Fig. 3. Mutations and transcriptional profile changes leading to increased growth rate in the evolved strains.

Fig. 3

a Expression of algU and mucA genes in 141 strains. The asterisks indicate statistically significant differences in the level of expression for both genes among the compared pairs of strains calculated by negative binomial distribution testing (adjusted P value < 0.01). b Normalized expression level of algU and mucA genes in S, I and L strains of PAO1 and 141. Statistical significance was calculated by two-way ANOVA with Sidak’s multiple comparison test (P values: *<0.05; ****<0.0001; ns not significant; n = 3 biologically independent strains). Data are presented as mean values ± SD. c Growth rate reduction in strains 141_I1 and 141_L1 upon expression of algU gene from plasmids p- (empty plasmid) and palgU (algU gene from strain 141_S) at increasing concentration of arabinose.
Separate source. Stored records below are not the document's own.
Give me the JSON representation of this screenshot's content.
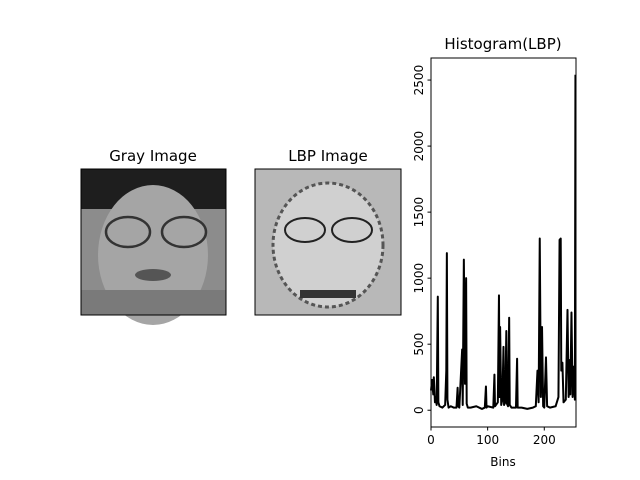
{
  "panels": [
    {
      "title": "Gray Image"
    },
    {
      "title": "LBP Image"
    }
  ],
  "chart_data": {
    "type": "line",
    "title": "Histogram(LBP)",
    "x_label": "Bins",
    "x": [
      0,
      2,
      4,
      5,
      7,
      8,
      10,
      12,
      13,
      15,
      20,
      25,
      27,
      28,
      29,
      31,
      35,
      40,
      45,
      47,
      48,
      50,
      55,
      56,
      58,
      60,
      62,
      63,
      65,
      70,
      80,
      90,
      95,
      97,
      98,
      100,
      110,
      112,
      113,
      118,
      120,
      121,
      122,
      124,
      126,
      128,
      129,
      131,
      133,
      134,
      136,
      138,
      139,
      142,
      150,
      152,
      153,
      160,
      170,
      180,
      185,
      188,
      190,
      192,
      194,
      196,
      198,
      200,
      203,
      205,
      210,
      220,
      225,
      227,
      229,
      230,
      232,
      234,
      238,
      241,
      243,
      244,
      246,
      248,
      250,
      252,
      254,
      255
    ],
    "series": [
      {
        "color": "#000000",
        "values": [
          150,
          230,
          120,
          250,
          60,
          100,
          40,
          860,
          60,
          30,
          20,
          40,
          300,
          1190,
          80,
          20,
          30,
          20,
          20,
          170,
          30,
          20,
          460,
          40,
          1140,
          200,
          1000,
          50,
          20,
          20,
          30,
          10,
          20,
          180,
          20,
          30,
          20,
          270,
          30,
          60,
          870,
          100,
          630,
          40,
          80,
          480,
          40,
          60,
          600,
          50,
          30,
          700,
          40,
          20,
          20,
          390,
          20,
          20,
          10,
          20,
          30,
          300,
          60,
          1300,
          100,
          630,
          30,
          20,
          400,
          30,
          20,
          30,
          100,
          1290,
          1300,
          300,
          360,
          60,
          80,
          760,
          100,
          380,
          120,
          740,
          100,
          330,
          80,
          2540
        ]
      }
    ],
    "xlim": [
      0,
      256
    ],
    "xticks": [
      0,
      100,
      200
    ],
    "ylim": [
      -127,
      2667
    ],
    "yticks": [
      0,
      500,
      1000,
      1500,
      2000,
      2500
    ]
  }
}
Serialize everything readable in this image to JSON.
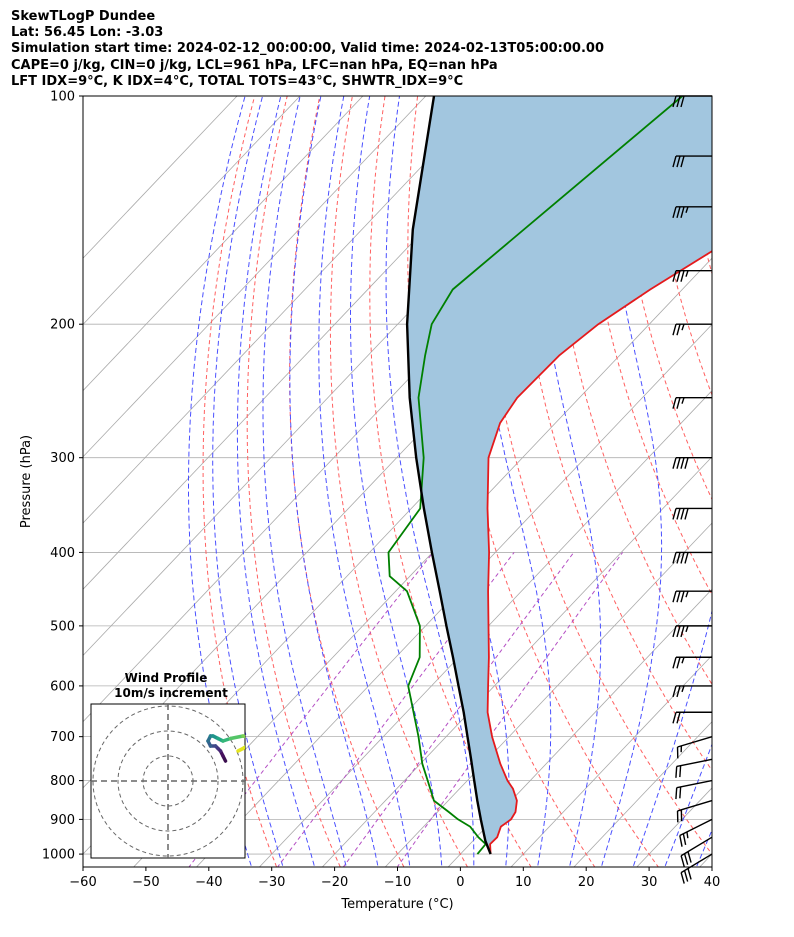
{
  "header": {
    "title": "SkewTLogP Dundee",
    "location": "Lat: 56.45   Lon: -3.03",
    "times": "Simulation start time: 2024-02-12_00:00:00, Valid time: 2024-02-13T05:00:00.00",
    "params": "CAPE=0 j/kg, CIN=0 j/kg, LCL=961 hPa, LFC=nan hPa, EQ=nan hPa",
    "indices": "LFT IDX=9°C, K IDX=4°C, TOTAL TOTS=43°C, SHWTR_IDX=9°C"
  },
  "chart_data": {
    "type": "line",
    "xlabel": "Temperature (°C)",
    "ylabel": "Pressure (hPa)",
    "xlim": [
      -60,
      40
    ],
    "ylim": [
      1040,
      100
    ],
    "yscale": "log",
    "x_ticks": [
      "−60",
      "−50",
      "−40",
      "−30",
      "−20",
      "−10",
      "0",
      "10",
      "20",
      "30",
      "40"
    ],
    "x_tick_values": [
      -60,
      -50,
      -40,
      -30,
      -20,
      -10,
      0,
      10,
      20,
      30,
      40
    ],
    "y_ticks": [
      "100",
      "200",
      "300",
      "400",
      "500",
      "600",
      "700",
      "800",
      "900",
      "1000"
    ],
    "y_tick_values": [
      100,
      200,
      300,
      400,
      500,
      600,
      700,
      800,
      900,
      1000
    ],
    "grid": true,
    "skew": true,
    "series": [
      {
        "role": "temperature",
        "color": "#e41a1c",
        "pressure": [
          1000,
          970,
          950,
          920,
          900,
          880,
          850,
          820,
          800,
          760,
          700,
          650,
          600,
          550,
          500,
          450,
          400,
          350,
          300,
          270,
          250,
          220,
          200,
          180,
          160,
          140,
          130,
          120,
          110,
          100
        ],
        "temperature": [
          4.8,
          3.2,
          3.3,
          2.3,
          2.8,
          2.4,
          0.9,
          -1.5,
          -3.6,
          -7.3,
          -12.7,
          -17.1,
          -21.0,
          -25.2,
          -30.0,
          -35.3,
          -41.0,
          -47.9,
          -55.4,
          -58.8,
          -59.9,
          -59.6,
          -58.1,
          -55.1,
          -51.0,
          -46.6,
          -46.7,
          -46.9,
          -46.7,
          -47.0
        ]
      },
      {
        "role": "dewpoint",
        "color": "#008000",
        "pressure": [
          1000,
          970,
          950,
          920,
          900,
          880,
          850,
          800,
          760,
          700,
          600,
          550,
          500,
          450,
          430,
          400,
          350,
          300,
          250,
          220,
          200,
          180,
          140,
          100
        ],
        "temperature": [
          2.7,
          2.5,
          0.3,
          -2.6,
          -5.6,
          -8.2,
          -12.3,
          -16.3,
          -19.7,
          -24.4,
          -33.7,
          -36.2,
          -40.9,
          -48.2,
          -53.2,
          -57.0,
          -58.6,
          -65.7,
          -75.6,
          -80.9,
          -84.6,
          -86.5,
          -83.4,
          -79.2
        ]
      },
      {
        "role": "parcel",
        "color": "#000000",
        "pressure": [
          1000,
          961,
          900,
          850,
          800,
          750,
          700,
          650,
          600,
          550,
          500,
          450,
          400,
          350,
          300,
          250,
          200,
          150,
          100
        ],
        "temperature": [
          4.8,
          2.0,
          -2.0,
          -5.4,
          -8.9,
          -12.6,
          -16.6,
          -20.9,
          -25.7,
          -30.9,
          -36.7,
          -43.0,
          -50.1,
          -58.0,
          -66.9,
          -77.0,
          -88.5,
          -101.9,
          -118.7
        ]
      }
    ],
    "wind_barbs": [
      {
        "p": 1000,
        "u": 10,
        "v": 6,
        "kt": 30
      },
      {
        "p": 950,
        "u": 10,
        "v": 6,
        "kt": 30
      },
      {
        "p": 900,
        "u": 10,
        "v": 5,
        "kt": 25
      },
      {
        "p": 850,
        "u": 10,
        "v": 3,
        "kt": 20
      },
      {
        "p": 800,
        "u": 10,
        "v": 2,
        "kt": 20
      },
      {
        "p": 750,
        "u": 10,
        "v": 2,
        "kt": 20
      },
      {
        "p": 700,
        "u": 10,
        "v": 3,
        "kt": 15
      },
      {
        "p": 650,
        "u": 10,
        "v": 0,
        "kt": 20
      },
      {
        "p": 600,
        "u": 10,
        "v": 0,
        "kt": 25
      },
      {
        "p": 550,
        "u": 10,
        "v": 0,
        "kt": 25
      },
      {
        "p": 500,
        "u": 10,
        "v": 0,
        "kt": 35
      },
      {
        "p": 450,
        "u": 10,
        "v": 0,
        "kt": 35
      },
      {
        "p": 400,
        "u": 10,
        "v": 0,
        "kt": 40
      },
      {
        "p": 350,
        "u": 10,
        "v": 0,
        "kt": 40
      },
      {
        "p": 300,
        "u": 10,
        "v": 0,
        "kt": 40
      },
      {
        "p": 250,
        "u": 10,
        "v": 0,
        "kt": 25
      },
      {
        "p": 200,
        "u": 10,
        "v": 0,
        "kt": 25
      },
      {
        "p": 170,
        "u": 10,
        "v": 0,
        "kt": 35
      },
      {
        "p": 140,
        "u": 10,
        "v": 0,
        "kt": 35
      },
      {
        "p": 120,
        "u": 10,
        "v": 0,
        "kt": 30
      },
      {
        "p": 100,
        "u": 10,
        "v": 0,
        "kt": 30
      }
    ],
    "hodograph": {
      "title": "Wind Profile",
      "subtitle": "10m/s increment",
      "u": [
        23,
        22,
        21,
        20,
        19,
        17,
        16,
        17,
        18,
        20,
        22,
        25,
        30,
        34,
        33,
        30,
        28
      ],
      "v": [
        -8,
        -10,
        -12,
        -13,
        -14,
        -14,
        -16,
        -18,
        -18,
        -17,
        -16,
        -17,
        -18,
        -17,
        -15,
        -13,
        -12
      ]
    },
    "colors": {
      "cape_fill": "#a2c6df",
      "dry_adiabat": "#ff6060",
      "moist_adiabat": "#4a50ff",
      "mixing_ratio": "#b44fc4",
      "isotherm": "#aaaaaa"
    }
  }
}
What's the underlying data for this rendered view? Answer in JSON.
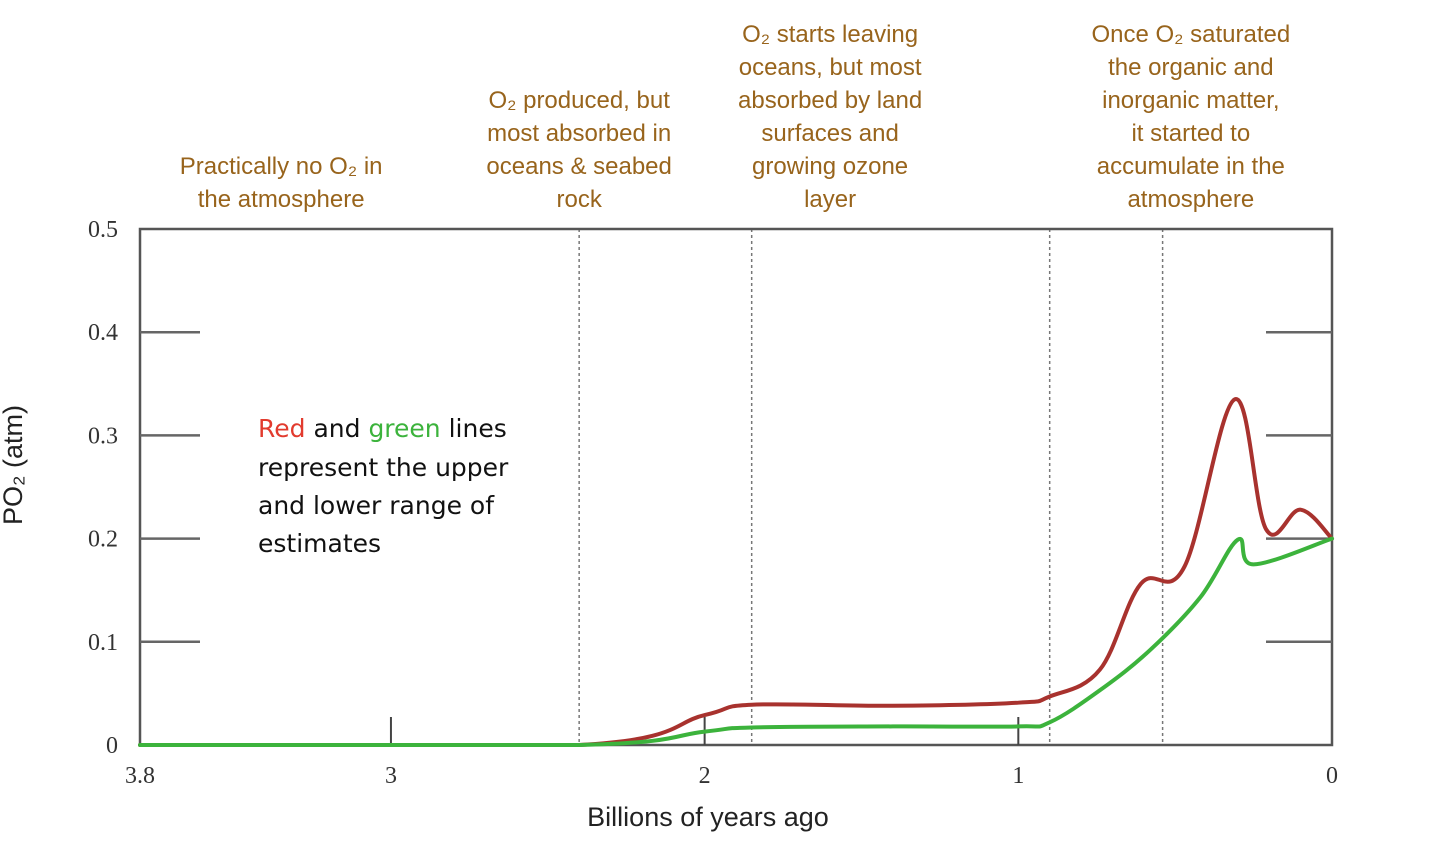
{
  "chart_data": {
    "type": "line",
    "xlabel": "Billions of years ago",
    "ylabel": "PO₂ (atm)",
    "xlim": [
      3.8,
      0
    ],
    "ylim": [
      0,
      0.5
    ],
    "x_reversed": true,
    "xticks": [
      "3.8",
      "3",
      "2",
      "1",
      "0"
    ],
    "xtick_values": [
      3.8,
      3,
      2,
      1,
      0
    ],
    "yticks": [
      "0",
      "0.1",
      "0.2",
      "0.3",
      "0.4",
      "0.5"
    ],
    "ytick_values": [
      0,
      0.1,
      0.2,
      0.3,
      0.4,
      0.5
    ],
    "grid": false,
    "stage_boundaries": [
      2.4,
      1.85,
      0.9,
      0.54
    ],
    "series": [
      {
        "color": "#a8322e",
        "x": [
          3.8,
          2.4,
          2.0,
          1.85,
          1.4,
          1.0,
          0.9,
          0.74,
          0.61,
          0.47,
          0.31,
          0.21,
          0.1,
          0
        ],
        "y": [
          0,
          0,
          0.029,
          0.039,
          0.038,
          0.041,
          0.047,
          0.073,
          0.156,
          0.173,
          0.335,
          0.209,
          0.228,
          0.2
        ]
      },
      {
        "color": "#3cb33c",
        "x": [
          3.8,
          2.4,
          2.0,
          1.85,
          1.4,
          1.0,
          0.9,
          0.74,
          0.58,
          0.42,
          0.3,
          0.25,
          0
        ],
        "y": [
          0,
          0,
          0.013,
          0.017,
          0.018,
          0.018,
          0.022,
          0.053,
          0.092,
          0.143,
          0.199,
          0.175,
          0.2
        ]
      }
    ],
    "annotations": [
      {
        "x_center": 3.35,
        "lines": [
          "Practically no O₂ in",
          "the atmosphere"
        ]
      },
      {
        "x_center": 2.4,
        "lines": [
          "O₂ produced, but",
          "most absorbed in",
          "oceans & seabed",
          "rock"
        ]
      },
      {
        "x_center": 1.6,
        "lines": [
          "O₂ starts leaving",
          "oceans, but most",
          "absorbed by land",
          "surfaces and",
          "growing ozone",
          "layer"
        ]
      },
      {
        "x_center": 0.45,
        "lines": [
          "Once O₂ saturated",
          "the organic and",
          "inorganic matter,",
          "it started to",
          "accumulate in the",
          "atmosphere"
        ]
      }
    ],
    "note": {
      "red_word": "Red",
      "and_word": " and ",
      "green_word": "green",
      "rest_first_line": " lines",
      "lines": [
        "represent the upper",
        "and lower range of",
        "estimates"
      ],
      "red_color": "#e23b2e",
      "green_color": "#3cb33c"
    },
    "annotation_color": "#98641c"
  }
}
Statistical significance relative to the absence of inducer (0%) was calculated by two-way ANOVA with Dunnett’s multiple comparison test (P values: *<0.05; ****<0.0001; n = 3 biologically independent experiments). Data are presented as mean values ± SD. d Distribution of differentially expressed genes within the rpoN sigma factor regulon in strains 10. Genes within the rpoN regulon were obtained from refs. 63,71. The percentage of genes up- and down-regulated is reported in each pairwise comparison. Asterisks denote sets of genes significantly enriched (adjusted P value ≤ 0.05, hypergeometric test after Bonferroni correction). e, f Complementation of gyrA and rpoN mutations in strains 10. e Growth rate changes in strain 10_S upon expression of gyrA gene from plasmids pHERD: - (empty plasmid), 10_S (gyrA gene from strain 10_S) and PAO1 (gyrA gene from strain PAO1). f Growth rate changes in strains 10_S, 10_I1 and 10_I3 upon expression of rpoN gene from plasmids pHERD: - (empty plasmid), 10_S (rpoN gene from strain 10_S), PAO1 (rpoN gene from strain PAO1), L1 (rpoN gene from strain 10_L1) and L3 (rpoN gene from strain 10_L3). For complementation assays, 0.1% of arabinose was used. Growth rate differences were calculated relative to the strain expressing the pHERD(-) empty plasmid by one-way ANOVA with Dunnett’s multiple comparison test (P values: *<0.05; **<0.0021; ***<0.0002; ****<0.0001; n = 3 biologically independent experiments). If not otherwise indicated, differences between strains were not significant. Data are presented as mean values ± SD. Source data are provided as a Source Data file.